Finding Belonging is the Answer to America's Loneliness Epidemic
Americans are lonelier than ever.
A recent Harvard report suggests that 36% of all Americans–including 61% of young adults and 51% of mothers with young children–feel “serious loneliness.” Representing 11% of the total US population, more than 36M Americans are living alone, up 8% from 1980.
It’s easy to blame COVID but there are larger societal trends that have been at work pre-covid:
Less time for existing friends. American parents report spending twice as much time with their children than fifty years ago, crowding out time for friendship.
Less time for new friends. Nearly 22% of Americans say that it has been at least five years since they made a new friend.
Less organized religion. Religious affiliation has dropped by 10% over the last decade. While spirituality may make up for this void, people are spending less time together on something bigger than themselves.

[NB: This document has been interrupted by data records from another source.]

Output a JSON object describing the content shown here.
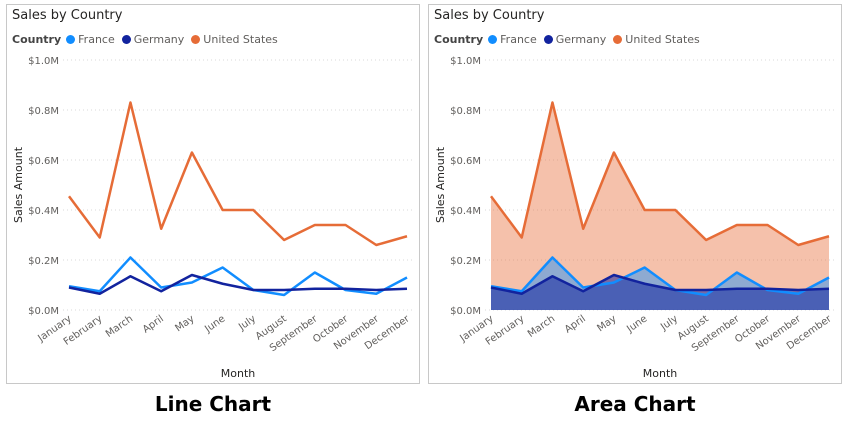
{
  "captions": {
    "left": "Line Chart",
    "right": "Area Chart"
  },
  "chart_data": [
    {
      "type": "line",
      "title": "Sales by Country",
      "legend_title": "Country",
      "legend_position": "top-left",
      "xlabel": "Month",
      "ylabel": "Sales Amount",
      "ylim": [
        0,
        1000000
      ],
      "yticks": [
        0,
        200000,
        400000,
        600000,
        800000,
        1000000
      ],
      "ytick_labels": [
        "$0.0M",
        "$0.2M",
        "$0.4M",
        "$0.6M",
        "$0.8M",
        "$1.0M"
      ],
      "grid": true,
      "categories": [
        "January",
        "February",
        "March",
        "April",
        "May",
        "June",
        "July",
        "August",
        "September",
        "October",
        "November",
        "December"
      ],
      "series": [
        {
          "name": "France",
          "color": "#118dff",
          "values": [
            95000,
            75000,
            210000,
            90000,
            110000,
            170000,
            80000,
            60000,
            150000,
            80000,
            65000,
            130000
          ]
        },
        {
          "name": "Germany",
          "color": "#12239e",
          "values": [
            90000,
            65000,
            135000,
            75000,
            140000,
            105000,
            80000,
            80000,
            85000,
            85000,
            80000,
            85000
          ]
        },
        {
          "name": "United States",
          "color": "#e66c37",
          "values": [
            455000,
            290000,
            830000,
            325000,
            630000,
            400000,
            400000,
            280000,
            340000,
            340000,
            260000,
            295000
          ]
        }
      ]
    },
    {
      "type": "area",
      "title": "Sales by Country",
      "legend_title": "Country",
      "legend_position": "top-left",
      "xlabel": "Month",
      "ylabel": "Sales Amount",
      "ylim": [
        0,
        1000000
      ],
      "yticks": [
        0,
        200000,
        400000,
        600000,
        800000,
        1000000
      ],
      "ytick_labels": [
        "$0.0M",
        "$0.2M",
        "$0.4M",
        "$0.6M",
        "$0.8M",
        "$1.0M"
      ],
      "grid": true,
      "categories": [
        "January",
        "February",
        "March",
        "April",
        "May",
        "June",
        "July",
        "August",
        "September",
        "October",
        "November",
        "December"
      ],
      "series": [
        {
          "name": "France",
          "color": "#118dff",
          "values": [
            95000,
            75000,
            210000,
            90000,
            110000,
            170000,
            80000,
            60000,
            150000,
            80000,
            65000,
            130000
          ]
        },
        {
          "name": "Germany",
          "color": "#12239e",
          "values": [
            90000,
            65000,
            135000,
            75000,
            140000,
            105000,
            80000,
            80000,
            85000,
            85000,
            80000,
            85000
          ]
        },
        {
          "name": "United States",
          "color": "#e66c37",
          "values": [
            455000,
            290000,
            830000,
            325000,
            630000,
            400000,
            400000,
            280000,
            340000,
            340000,
            260000,
            295000
          ]
        }
      ]
    }
  ]
}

Human beings are innately social creatures, so the importance of finding belonging is at an all-time high. In fact, some research says that the need to connect is as important as food and shelter.
“Humans require connection and inclusion with others similar to how they require physical safety, food, and shelter.” (Paravati, et al)

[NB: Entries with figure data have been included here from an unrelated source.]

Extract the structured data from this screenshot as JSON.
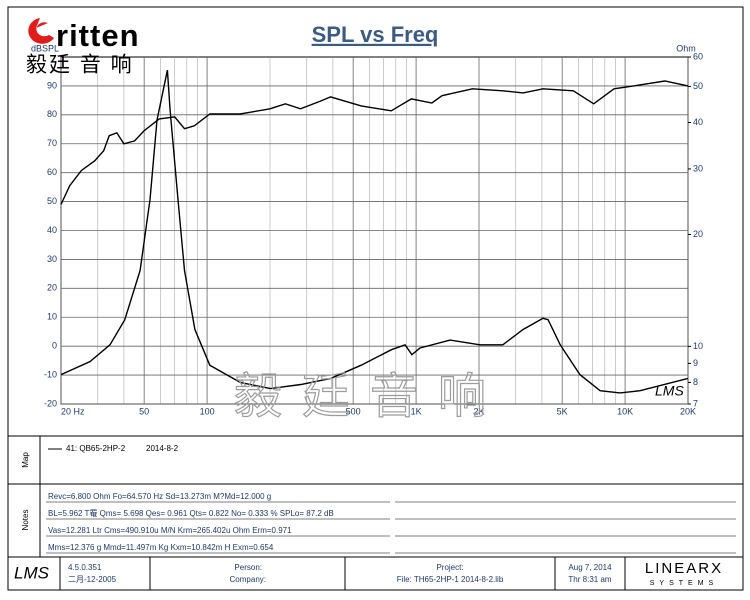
{
  "header": {
    "logo": "ritten",
    "logo_cn": "毅廷 音 响",
    "watermark": "毅廷音响"
  },
  "chart_data": {
    "type": "line",
    "title": "SPL vs Freq",
    "y_label": "dBSPL",
    "y2_label": "Ohm",
    "xscale": "log",
    "y2scale": "log",
    "grid": true,
    "xlim": [
      20,
      20000
    ],
    "ylim": [
      -20,
      100
    ],
    "y2lim": [
      7,
      60
    ],
    "xticks": [
      {
        "value": 20,
        "label": "20 Hz"
      },
      50,
      100,
      500,
      {
        "value": 1000,
        "label": "1K"
      },
      {
        "value": 2000,
        "label": "2K"
      },
      {
        "value": 5000,
        "label": "5K"
      },
      {
        "value": 10000,
        "label": "10K"
      },
      {
        "value": 20000,
        "label": "20K"
      }
    ],
    "xgrid": [
      30,
      40,
      60,
      70,
      80,
      90,
      200,
      300,
      400,
      600,
      700,
      800,
      900,
      3000,
      4000,
      6000,
      7000,
      8000,
      9000
    ],
    "yticks": [
      -20,
      -10,
      0,
      10,
      20,
      30,
      40,
      50,
      60,
      70,
      80,
      90
    ],
    "y2ticks": [
      7,
      8,
      9,
      10,
      20,
      30,
      40,
      50,
      60
    ],
    "annotations": [
      "LMS"
    ],
    "series": [
      {
        "color": "#000000",
        "x": [
          20,
          22,
          25,
          29,
          32,
          34,
          37,
          40,
          45,
          50,
          59,
          70,
          78,
          87,
          103,
          144,
          200,
          237,
          280,
          350,
          390,
          546,
          760,
          950,
          1190,
          1330,
          1860,
          2600,
          3250,
          4050,
          5650,
          7080,
          8850,
          11000,
          15500,
          20000
        ],
        "values": [
          49,
          55.5,
          60.7,
          64.1,
          67.6,
          72.8,
          73.8,
          70,
          71,
          74.5,
          78.6,
          79.3,
          75.2,
          76.2,
          80.3,
          80.3,
          82.1,
          83.8,
          82.1,
          84.8,
          86.2,
          83.1,
          81.4,
          85.5,
          84.1,
          86.6,
          89,
          88.3,
          87.6,
          89,
          88.3,
          83.8,
          89,
          90,
          91.7,
          90
        ]
      },
      {
        "color": "#000000",
        "axis": "y2",
        "x": [
          20,
          27.5,
          34.3,
          40.4,
          47.8,
          53.3,
          57.6,
          64.6,
          66.5,
          72.6,
          78,
          87.4,
          103,
          144,
          201,
          281,
          391,
          546,
          762,
          886,
          955,
          1044,
          1454,
          2020,
          2600,
          3250,
          4050,
          4280,
          4890,
          6080,
          7590,
          9460,
          11800,
          20000
        ],
        "values": [
          8.4,
          9.1,
          10.1,
          11.8,
          16,
          24.8,
          40.6,
          55.3,
          43.2,
          24.8,
          16,
          11.1,
          8.9,
          8.0,
          7.7,
          7.9,
          8.2,
          8.9,
          9.8,
          10.1,
          9.5,
          9.9,
          10.4,
          10.1,
          10.1,
          11.1,
          11.9,
          11.8,
          10.1,
          8.4,
          7.6,
          7.5,
          7.6,
          8.2
        ]
      }
    ]
  },
  "map": {
    "label": "Map",
    "entry": "41: QB65-2HP-2",
    "date": "2014-8-2"
  },
  "notes": {
    "label": "Notes",
    "lines": [
      "Revc=6.800 Ohm  Fo=64.570 Hz  Sd=13.273m M?Md=12.000 g",
      "BL=5.962 T罨  Qms= 5.698  Qes= 0.961  Qts= 0.822  No= 0.333 %  SPLo= 87.2 dB",
      "Vas=12.281 Ltr  Cms=490.910u M/N  Krm=265.402u Ohm  Erm=0.971",
      "Mms=12.376 g  Mmd=11.497m Kg  Kxm=10.842m H  Exm=0.654"
    ]
  },
  "footer": {
    "logo": "LMS",
    "version": "4.5.0.351",
    "build_date": "二月-12-2005",
    "person": "Person:",
    "company": "Company:",
    "project": "Project:",
    "file": "File: TH65-2HP-1   2014-8-2.lib",
    "date": "Aug  7, 2014",
    "time": "Thr  8:31 am",
    "brand": "LINEARX",
    "brand_sub": "SYSTEMS"
  }
}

Finding belonging fulfills our most basic needs but the playbook for finding belonging has been opaque–until now. My book, set to be published later this year, will address the loneliness epidemic. It will be a highly interactive workbook to accelerate finding your sense of belonging.
The book will include frameworks to measure your sense of belonging and present tools to elevate segments of it. Anyone who has ever felt lonely or simply desired to increase their social connections will find the frameworks and tools useful.